Among the truly missing are some of great interest, and their status has not changed in the five decades since this book's publication. Mary Pickord's 1924 version of Tess of the D’Urbervilles has offered no traces. Josef Von Sternberg's early gangster film, The Drag Net is still lost. Perhaps most tantalizing among the missing is the 1927 adaptation of Anita Loos' Gentlemen Prefer Blondes, a movie about flappers made in the flapper era, starring Ruth Taylor as Lorelei Lee, and Alice White as Dorothy Shaw.

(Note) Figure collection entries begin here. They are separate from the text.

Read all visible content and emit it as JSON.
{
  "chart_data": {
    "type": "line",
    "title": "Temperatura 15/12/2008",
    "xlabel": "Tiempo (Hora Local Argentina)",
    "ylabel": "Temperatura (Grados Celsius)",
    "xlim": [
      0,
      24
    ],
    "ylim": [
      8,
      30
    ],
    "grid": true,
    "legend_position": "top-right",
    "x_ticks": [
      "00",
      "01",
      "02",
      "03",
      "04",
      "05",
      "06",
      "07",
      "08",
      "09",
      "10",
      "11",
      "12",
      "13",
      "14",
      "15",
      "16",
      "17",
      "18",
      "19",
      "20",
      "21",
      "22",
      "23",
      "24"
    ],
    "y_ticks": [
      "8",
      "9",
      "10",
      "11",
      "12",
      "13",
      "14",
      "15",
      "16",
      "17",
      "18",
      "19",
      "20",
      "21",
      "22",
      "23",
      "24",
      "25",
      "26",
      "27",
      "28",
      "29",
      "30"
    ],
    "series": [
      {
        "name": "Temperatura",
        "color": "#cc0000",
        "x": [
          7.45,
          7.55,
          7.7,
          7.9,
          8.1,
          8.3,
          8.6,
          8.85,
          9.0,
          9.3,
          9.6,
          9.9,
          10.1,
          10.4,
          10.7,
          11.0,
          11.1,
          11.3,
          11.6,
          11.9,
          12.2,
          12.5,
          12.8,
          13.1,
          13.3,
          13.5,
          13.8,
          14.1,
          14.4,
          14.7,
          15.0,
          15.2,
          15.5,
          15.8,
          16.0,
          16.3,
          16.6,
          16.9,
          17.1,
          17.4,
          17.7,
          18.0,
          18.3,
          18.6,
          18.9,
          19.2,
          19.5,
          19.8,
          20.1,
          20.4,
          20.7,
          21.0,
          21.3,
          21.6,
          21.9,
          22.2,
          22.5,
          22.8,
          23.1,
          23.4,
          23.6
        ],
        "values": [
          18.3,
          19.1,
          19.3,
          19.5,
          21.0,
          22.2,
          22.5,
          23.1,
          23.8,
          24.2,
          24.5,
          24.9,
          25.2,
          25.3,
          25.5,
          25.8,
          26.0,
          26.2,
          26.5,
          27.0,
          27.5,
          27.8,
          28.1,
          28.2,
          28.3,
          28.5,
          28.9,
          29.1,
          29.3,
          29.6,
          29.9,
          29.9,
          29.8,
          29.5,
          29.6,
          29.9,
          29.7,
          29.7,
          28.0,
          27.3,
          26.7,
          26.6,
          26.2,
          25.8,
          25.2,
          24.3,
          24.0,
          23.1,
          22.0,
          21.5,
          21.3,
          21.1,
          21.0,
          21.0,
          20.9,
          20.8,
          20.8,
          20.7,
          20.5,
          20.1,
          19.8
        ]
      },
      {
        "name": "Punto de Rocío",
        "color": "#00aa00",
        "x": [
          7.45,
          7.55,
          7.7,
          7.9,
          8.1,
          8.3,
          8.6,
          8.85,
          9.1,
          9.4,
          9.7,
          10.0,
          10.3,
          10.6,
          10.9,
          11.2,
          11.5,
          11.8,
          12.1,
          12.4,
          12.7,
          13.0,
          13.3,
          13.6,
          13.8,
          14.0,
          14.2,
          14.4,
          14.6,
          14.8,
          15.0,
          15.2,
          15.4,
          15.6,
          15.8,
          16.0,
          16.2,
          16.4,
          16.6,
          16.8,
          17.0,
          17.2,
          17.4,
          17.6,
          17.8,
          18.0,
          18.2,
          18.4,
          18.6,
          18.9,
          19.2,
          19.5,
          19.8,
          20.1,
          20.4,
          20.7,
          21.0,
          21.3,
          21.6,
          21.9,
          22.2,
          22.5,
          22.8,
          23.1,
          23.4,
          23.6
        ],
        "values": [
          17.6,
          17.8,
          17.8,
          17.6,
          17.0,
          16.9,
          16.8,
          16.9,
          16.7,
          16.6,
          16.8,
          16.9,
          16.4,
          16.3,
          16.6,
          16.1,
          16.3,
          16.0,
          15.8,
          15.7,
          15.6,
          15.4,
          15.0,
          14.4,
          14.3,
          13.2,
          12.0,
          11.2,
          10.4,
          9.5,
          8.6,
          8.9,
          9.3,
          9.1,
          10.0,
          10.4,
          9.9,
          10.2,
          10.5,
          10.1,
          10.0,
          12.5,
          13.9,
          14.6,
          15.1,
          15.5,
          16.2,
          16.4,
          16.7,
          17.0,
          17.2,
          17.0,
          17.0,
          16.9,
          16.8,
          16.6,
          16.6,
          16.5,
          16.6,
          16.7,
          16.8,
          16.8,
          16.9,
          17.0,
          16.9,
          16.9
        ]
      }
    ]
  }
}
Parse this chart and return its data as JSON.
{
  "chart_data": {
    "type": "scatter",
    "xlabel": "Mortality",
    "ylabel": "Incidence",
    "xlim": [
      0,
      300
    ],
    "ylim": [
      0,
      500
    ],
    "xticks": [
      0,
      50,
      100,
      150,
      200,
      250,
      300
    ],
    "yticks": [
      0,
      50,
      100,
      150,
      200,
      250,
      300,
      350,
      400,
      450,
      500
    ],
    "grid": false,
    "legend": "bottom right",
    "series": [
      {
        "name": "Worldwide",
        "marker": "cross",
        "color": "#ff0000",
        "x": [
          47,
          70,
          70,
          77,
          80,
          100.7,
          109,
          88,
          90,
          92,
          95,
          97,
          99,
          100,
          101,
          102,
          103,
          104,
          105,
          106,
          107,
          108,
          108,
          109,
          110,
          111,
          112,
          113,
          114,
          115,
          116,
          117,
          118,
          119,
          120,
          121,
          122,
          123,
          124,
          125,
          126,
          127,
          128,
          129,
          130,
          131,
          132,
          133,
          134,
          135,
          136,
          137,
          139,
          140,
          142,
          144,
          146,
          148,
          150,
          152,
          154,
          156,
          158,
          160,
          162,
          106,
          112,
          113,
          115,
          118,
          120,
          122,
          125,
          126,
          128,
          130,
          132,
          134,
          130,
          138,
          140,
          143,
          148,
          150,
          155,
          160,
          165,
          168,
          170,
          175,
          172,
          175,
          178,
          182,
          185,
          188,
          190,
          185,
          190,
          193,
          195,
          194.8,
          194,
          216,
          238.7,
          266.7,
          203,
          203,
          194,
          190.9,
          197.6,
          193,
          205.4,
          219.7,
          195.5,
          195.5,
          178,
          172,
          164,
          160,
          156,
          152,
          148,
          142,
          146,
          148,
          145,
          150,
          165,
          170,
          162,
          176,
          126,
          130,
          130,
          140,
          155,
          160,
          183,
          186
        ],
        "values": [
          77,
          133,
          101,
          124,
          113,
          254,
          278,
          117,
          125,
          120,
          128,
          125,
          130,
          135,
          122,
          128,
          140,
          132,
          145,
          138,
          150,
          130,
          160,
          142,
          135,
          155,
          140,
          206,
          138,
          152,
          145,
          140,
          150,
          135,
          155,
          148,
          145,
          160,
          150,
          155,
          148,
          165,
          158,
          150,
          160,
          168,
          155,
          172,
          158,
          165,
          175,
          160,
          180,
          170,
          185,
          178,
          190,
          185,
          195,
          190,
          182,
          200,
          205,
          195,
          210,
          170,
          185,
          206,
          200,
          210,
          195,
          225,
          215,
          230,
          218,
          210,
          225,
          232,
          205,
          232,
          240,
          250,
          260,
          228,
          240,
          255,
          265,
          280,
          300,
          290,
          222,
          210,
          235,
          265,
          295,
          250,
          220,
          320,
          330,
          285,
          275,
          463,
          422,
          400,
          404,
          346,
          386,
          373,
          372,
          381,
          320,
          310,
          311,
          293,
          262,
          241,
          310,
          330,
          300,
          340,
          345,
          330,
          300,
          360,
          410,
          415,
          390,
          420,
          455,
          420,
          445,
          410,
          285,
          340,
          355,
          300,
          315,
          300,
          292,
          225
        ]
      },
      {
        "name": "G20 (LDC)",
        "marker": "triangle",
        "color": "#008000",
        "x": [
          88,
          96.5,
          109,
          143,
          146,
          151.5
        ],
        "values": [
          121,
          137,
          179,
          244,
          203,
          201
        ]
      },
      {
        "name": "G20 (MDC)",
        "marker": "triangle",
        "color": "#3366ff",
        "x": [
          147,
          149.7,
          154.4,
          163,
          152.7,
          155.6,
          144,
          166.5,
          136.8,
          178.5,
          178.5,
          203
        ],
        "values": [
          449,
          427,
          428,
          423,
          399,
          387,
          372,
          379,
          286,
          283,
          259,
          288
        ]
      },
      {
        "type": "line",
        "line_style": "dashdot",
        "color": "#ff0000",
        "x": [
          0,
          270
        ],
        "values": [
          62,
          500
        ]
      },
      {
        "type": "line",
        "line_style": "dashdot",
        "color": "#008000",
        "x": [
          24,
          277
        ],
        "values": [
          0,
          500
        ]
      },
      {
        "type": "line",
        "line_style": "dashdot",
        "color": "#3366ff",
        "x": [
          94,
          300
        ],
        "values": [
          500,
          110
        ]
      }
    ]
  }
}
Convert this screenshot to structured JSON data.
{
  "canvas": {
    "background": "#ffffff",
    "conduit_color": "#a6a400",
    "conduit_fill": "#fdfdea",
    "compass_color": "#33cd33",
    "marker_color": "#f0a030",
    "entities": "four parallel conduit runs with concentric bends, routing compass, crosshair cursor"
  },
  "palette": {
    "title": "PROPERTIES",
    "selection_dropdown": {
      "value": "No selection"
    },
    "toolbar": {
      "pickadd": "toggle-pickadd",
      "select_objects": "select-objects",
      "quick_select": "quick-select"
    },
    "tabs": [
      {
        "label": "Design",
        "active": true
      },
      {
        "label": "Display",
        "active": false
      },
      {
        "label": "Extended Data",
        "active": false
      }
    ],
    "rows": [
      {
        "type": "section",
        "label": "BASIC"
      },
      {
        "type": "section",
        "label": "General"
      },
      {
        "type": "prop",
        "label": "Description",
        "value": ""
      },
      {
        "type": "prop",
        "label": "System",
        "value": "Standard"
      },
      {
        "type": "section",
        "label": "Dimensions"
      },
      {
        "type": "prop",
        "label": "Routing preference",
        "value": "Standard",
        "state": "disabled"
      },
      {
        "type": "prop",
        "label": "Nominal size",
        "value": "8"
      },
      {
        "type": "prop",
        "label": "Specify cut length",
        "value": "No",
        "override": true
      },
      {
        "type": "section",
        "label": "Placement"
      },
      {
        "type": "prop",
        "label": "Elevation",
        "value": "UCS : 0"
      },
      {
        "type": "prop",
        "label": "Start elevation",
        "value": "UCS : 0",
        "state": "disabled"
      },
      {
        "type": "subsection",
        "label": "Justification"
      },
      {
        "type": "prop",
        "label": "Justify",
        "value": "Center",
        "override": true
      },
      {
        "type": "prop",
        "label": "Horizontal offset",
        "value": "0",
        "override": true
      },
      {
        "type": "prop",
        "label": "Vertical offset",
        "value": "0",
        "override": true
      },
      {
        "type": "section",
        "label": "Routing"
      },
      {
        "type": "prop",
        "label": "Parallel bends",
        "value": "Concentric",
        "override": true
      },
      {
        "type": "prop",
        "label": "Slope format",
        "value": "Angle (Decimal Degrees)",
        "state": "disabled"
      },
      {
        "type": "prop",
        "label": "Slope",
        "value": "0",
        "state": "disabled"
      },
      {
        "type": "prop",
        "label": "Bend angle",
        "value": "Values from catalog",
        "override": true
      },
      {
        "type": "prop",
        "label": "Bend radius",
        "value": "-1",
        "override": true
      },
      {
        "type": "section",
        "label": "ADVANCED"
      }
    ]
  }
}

This book can be found and borrowed for free at the Archive.org website but be aware that the donated and scanned copy there is missing four pages because some vandal long ago ripped some pages (38-41) devoted to the lost Lon Chaney horror thriller, London After Midnight, a film that gained near mythical proportions in the 1960s in the geek-o-verse when Forrest Ackerman printed stills from it and talked it up in his pulp monster magazines. Evidence suggests that the movie was not that great, but the hype around it fueled an irresistible mystique.

So, while things seems to have looked up for some of the titles listed in this, the status of even some of the found ones may be precarious.

This was way more than I wanted to say about this book, but there it is.

eg.kr '19
Author 6 books4 followers
March 8, 2008
Published through the Museum of Modern Art in New York its still fairly up to date some 38 years after the fact. Sadly many of these films still remained lost. Its a good read for film buffs though.